A U.S. interceptor missile is tested over the Marshall Islands in the Pacific.

China and Russia have expressed concern about a U.S. plan to deploy an antimissile system in South Korea and vowed to take unspecified "countermeasures," state media reported.

The countermeasures "will be aimed at safeguarding interests of China and Russia and the strategic balance in the region," China's state news service Xinhua said on January 13.

"China and Russia urged the United States and South Korea to address their security concerns and stop the deployment of [the antimissile system] on the Korean Peninsula," Xinhua said.

China and Russia held a joint antimissile drill in May after Washington and Seoul began discussions about installing the U.S. Terminal High Altitude Area Defense (THAAD) system to counter increasing missile threats from North Korea. They said they would hold a second drill this year.

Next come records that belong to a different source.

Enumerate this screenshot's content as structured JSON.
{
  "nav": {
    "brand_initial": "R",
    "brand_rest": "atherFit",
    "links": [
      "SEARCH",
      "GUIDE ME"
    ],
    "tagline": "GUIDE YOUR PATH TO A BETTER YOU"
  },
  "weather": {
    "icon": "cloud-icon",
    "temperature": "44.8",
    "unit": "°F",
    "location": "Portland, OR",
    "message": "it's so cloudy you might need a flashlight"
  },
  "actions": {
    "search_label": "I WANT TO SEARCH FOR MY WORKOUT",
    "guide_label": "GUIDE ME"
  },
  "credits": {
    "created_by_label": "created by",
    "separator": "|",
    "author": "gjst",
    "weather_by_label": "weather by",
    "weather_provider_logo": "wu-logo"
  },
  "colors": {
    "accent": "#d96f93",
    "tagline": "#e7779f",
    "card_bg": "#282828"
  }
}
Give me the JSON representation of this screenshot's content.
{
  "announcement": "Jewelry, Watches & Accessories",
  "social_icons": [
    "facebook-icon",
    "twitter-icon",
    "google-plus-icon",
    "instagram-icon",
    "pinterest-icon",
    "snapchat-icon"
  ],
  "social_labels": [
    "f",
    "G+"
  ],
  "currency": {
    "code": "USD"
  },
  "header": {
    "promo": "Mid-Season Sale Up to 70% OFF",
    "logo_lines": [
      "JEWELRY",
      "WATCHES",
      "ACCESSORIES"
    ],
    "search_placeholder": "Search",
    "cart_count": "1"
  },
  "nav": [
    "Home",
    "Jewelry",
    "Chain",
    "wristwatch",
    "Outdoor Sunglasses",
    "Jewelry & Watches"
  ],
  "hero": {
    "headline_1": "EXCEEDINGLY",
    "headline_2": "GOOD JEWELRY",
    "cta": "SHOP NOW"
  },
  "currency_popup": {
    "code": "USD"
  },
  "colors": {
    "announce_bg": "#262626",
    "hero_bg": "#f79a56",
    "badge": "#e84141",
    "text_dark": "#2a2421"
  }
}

Moscow and Beijing have criticized THAAD, saying that they fear the system's powerful radar will compromise their security and charging that it will do nothing to lower tensions on the Korean peninsula.

While China, which is North Korea's only major diplomatic and economic supporter, has recognized the danger of Pyongyang's drive to develop nuclear weapons with frequent missile and nuclear tests, it views the THAAD response as overkill, pointing out that the system's radar has a range that extends into China.

Russian and Chinese diplomats discussed the matter at a meeting in Moscow on January 12 led by Russian Deputy Foreign Minister Igor Morgulov and Chinese Assistant Foreign Minister Kong Uauanyou, the Russian Foreign Ministry said.

They agreed that introducing THAAD on the Korean Peninsula will "damage regional stability and security," giving the region a "high conflict potential" by "boosting the arms race" there, the ministry said.

The ministry said the diplomats "highlighted the need to exert joint efforts aimed at finding a meaningful strategy that would show the way out of the current deadlock and help settle the nuclear issue and other problems facing the Korean Peninsula so that the atmosphere of confrontation in Southeast Asia evaporates."